The title was perhaps more ambitious than could be proved. There were many ideas that the Mongols implemented in their society – from their means of warfare to paper money to near universal education. Trade, goods and commerce, transportation all expand the world. Ideas cross from country to country. The ideas of the herders vs farmers, rural vs urban, unsettled vs settled all the way back to Cain and Abel as pointed to by the author are interesting to consider. However, Weatherford asserts that these things are a direct line from Mongol culture to modernity … and doesn’t show us how, entirely.

Just because another people did something … doesn’t mean that it is why we do so. Even within 2 generations Kublai did things very differently from Genghis. The trouble of rural vs city dwellers is that the transition from one to the other is very easy – within 2 generations Kublai is an urbane city dweller in a very different caste from Genghis as described here. The forbidden city of the Mongols may be like a city of Mongol Ger, and they may live like Mongols, but they’re also becoming a very sophisticated urbane people with education, law, economics, international politics, and all the rest.

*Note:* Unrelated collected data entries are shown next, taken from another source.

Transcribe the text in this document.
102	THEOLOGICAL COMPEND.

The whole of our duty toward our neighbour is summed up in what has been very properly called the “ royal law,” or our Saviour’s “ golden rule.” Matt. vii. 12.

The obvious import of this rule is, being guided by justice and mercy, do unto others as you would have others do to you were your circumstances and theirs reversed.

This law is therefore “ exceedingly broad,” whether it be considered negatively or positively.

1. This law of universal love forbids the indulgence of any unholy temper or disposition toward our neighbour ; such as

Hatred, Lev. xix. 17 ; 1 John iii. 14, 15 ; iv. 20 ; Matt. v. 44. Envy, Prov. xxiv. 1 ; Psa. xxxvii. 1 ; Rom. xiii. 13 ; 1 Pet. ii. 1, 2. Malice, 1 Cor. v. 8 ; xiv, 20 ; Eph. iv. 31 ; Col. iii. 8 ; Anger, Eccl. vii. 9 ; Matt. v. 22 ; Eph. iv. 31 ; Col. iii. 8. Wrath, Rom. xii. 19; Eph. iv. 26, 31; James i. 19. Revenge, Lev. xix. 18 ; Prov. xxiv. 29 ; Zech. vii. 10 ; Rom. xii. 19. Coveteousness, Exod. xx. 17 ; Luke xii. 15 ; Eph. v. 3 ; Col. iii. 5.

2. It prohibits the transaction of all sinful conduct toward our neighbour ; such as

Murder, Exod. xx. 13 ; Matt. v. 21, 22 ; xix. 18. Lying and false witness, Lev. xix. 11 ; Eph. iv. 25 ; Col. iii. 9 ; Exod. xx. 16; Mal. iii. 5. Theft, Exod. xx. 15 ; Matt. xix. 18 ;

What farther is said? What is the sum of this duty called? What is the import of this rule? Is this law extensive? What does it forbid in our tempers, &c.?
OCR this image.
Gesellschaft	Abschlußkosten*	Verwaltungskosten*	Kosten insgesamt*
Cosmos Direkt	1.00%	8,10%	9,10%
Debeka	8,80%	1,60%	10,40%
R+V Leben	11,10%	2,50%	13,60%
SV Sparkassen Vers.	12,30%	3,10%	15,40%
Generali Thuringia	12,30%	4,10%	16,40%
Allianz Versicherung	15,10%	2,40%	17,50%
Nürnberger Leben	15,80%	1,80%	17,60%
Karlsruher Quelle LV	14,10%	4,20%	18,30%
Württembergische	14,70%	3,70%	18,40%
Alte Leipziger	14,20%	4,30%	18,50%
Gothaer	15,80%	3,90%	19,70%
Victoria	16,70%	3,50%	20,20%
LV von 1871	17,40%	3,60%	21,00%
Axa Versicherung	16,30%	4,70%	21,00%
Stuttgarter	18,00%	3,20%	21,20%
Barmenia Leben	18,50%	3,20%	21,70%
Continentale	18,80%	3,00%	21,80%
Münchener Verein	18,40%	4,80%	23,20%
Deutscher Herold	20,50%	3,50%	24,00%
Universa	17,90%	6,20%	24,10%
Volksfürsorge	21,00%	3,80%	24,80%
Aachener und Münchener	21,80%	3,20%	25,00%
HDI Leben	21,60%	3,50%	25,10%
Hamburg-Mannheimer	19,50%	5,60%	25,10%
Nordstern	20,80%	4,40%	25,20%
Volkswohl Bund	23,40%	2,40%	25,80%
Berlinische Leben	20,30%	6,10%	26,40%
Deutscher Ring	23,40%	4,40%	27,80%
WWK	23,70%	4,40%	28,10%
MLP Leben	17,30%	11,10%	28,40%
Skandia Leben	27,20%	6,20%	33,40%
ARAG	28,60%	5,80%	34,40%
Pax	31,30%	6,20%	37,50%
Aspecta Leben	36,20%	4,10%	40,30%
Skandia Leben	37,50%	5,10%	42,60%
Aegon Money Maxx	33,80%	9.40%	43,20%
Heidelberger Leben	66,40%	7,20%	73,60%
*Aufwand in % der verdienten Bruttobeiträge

The road is neither straight nor wide.

It’s a creative idea that the renaissance is more Mongol than Greek and Roman, and there may be some pieces that make that true. The destruction of the black plague – and it’s continued existence today in Mongolia – were a fascinating exposition of a more global society than we might previously have considered.

Weatherford’s discussion of religious factors is fascinating. He comes across as very cynical and occasionally sarcastic related to religion – from Hindu, Islam, to Christianity. The comparisons sometimes are digressions specifically denigrating the practice of religions in other places without much nuance, IMO. We can all judge religious oppression from our modern lens, but I’m not sure all of the statements here are fair.

Clearly, Weatherford has a great love for his subject and is very knowledgeable. I appreciate his disdain for the 19th and 20th Century excesses regarding the alien: use of the term Mongol in really inappropriate ways; the oppressive regimes which tormented and culture-cancelled, de-linking a people from their history; and a general disregard for and destruction of history.

Some bad, mostly good, and definitely an engaging read.